MIDLAND, TX (KWES) - Today, October 14, marks the anniversary of a three day rescue that put Midland in the national spotlight.
The country watched as "Baby Jessica" was pulled from a well 28 years ago.
Bill Bentley was 28 years old and working for a local cable company in 1987. He got a phone call around 9 a.m. the morning of October 14th.
18-month-old Jessica McClure had fallen into a well in her aunt's back yard.
"I was called in with my job, as a technician, at dimension cable, to raise the cable-TV lines so they could bring the rat hole rig in and dig the rescue shaft," says Bentley.
The well shaft was 8 inches wide and 22 feet deep.
Bill explores caves as a hobby and figured that his experience could be of some help.
"In caves, sometimes we have to dig, and I asked if they had anybody that had that kind of experience and they said they didn't," Bentley said. "So, I offered to help and they accepted."
A Midland police officer rushed Bill home to get his caving equipment.
The plan was to sink a rescue shaft 27 to 30 feet down, past where Jessica was. They would then start digging laterally and upward, to come up underneath her.
Bill was the first one to go down the shaft and start what would end up being an eight and a half hour task.
"I was only in there about 3 hours total time," he recalls. "One time in and after that I never went back in. I spent the other two and a half days rigging people up with harnesses and caving lights."
To this day, Bill is asked about the things that went wrong with the rescue of Baby Jessica. He looks at things from a different perspective.
Bentley says, "It all came together. There were setbacks and deadline, after deadline, after deadline, that came and went, you know? We'll have her out in an hour. We'll have her out in two hours.' Hours turned into days, several days. But we finally did it."
Jessica was stuck in that well for 58 hours, from Wednesday morning until around 8:30 Friday night. It was a night when people all across Midland, the state and the world were holding their breath in anticipation.
Jessica was finally free.
"I was a few feet away when that happened," Bentley says. He remembers the feelings he had as the rescue came to an end. "Jubilation. Excitement. Relief. Just thankful."

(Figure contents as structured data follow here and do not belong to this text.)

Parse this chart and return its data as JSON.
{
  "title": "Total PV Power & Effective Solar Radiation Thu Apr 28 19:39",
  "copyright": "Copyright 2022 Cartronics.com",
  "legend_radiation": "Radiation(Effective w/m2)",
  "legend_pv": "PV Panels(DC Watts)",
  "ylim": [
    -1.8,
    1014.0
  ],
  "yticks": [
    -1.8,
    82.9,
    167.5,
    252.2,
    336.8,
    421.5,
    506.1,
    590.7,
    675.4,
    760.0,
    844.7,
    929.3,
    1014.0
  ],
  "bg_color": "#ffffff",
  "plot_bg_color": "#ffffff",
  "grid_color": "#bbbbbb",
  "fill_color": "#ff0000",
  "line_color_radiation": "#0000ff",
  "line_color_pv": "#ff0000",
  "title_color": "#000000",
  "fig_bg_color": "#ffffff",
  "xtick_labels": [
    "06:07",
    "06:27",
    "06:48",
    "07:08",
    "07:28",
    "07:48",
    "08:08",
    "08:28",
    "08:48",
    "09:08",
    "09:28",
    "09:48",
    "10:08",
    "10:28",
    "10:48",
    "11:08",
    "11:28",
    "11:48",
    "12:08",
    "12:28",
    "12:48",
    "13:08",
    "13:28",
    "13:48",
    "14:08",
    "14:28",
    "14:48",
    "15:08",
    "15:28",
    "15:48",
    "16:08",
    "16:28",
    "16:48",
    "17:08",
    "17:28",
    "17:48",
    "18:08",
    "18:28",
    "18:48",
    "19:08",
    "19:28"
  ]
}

Bill remembers sleeping for over 20 hours after the rescue and how he ran on nothing but adrenaline for 64 hours during it.
They say it takes a village to raise a child. Bill says in this case, a village got Jessica out.
Bill hardly ever thinks of that day in 1987, except in October or when someone brings it up, but he has his memories to hold on to. "Getting to ride in a police car, getting to ride in the parade, getting to be on the Oprah Winfrey show."
Some of his fellow rescuers fell victim to post-traumatic stress disorder after everything was said and done. Bill is now a believer that the condition is real.
"Only when I go back and watch the video do I start getting the same emotions, the same feelings. You know, getting nervous and excited and so forth, even though I know the outcome."
Bill hopes there will be a reunion in 2017 to commemorate the 30th anniversary of Baby Jessica's rescue. While he's never met her in person, he says if the situation were to happen again, they would do it all over.
?"It makes me real proud to be a Midlander and a part of it, a part of something that had a good outcome."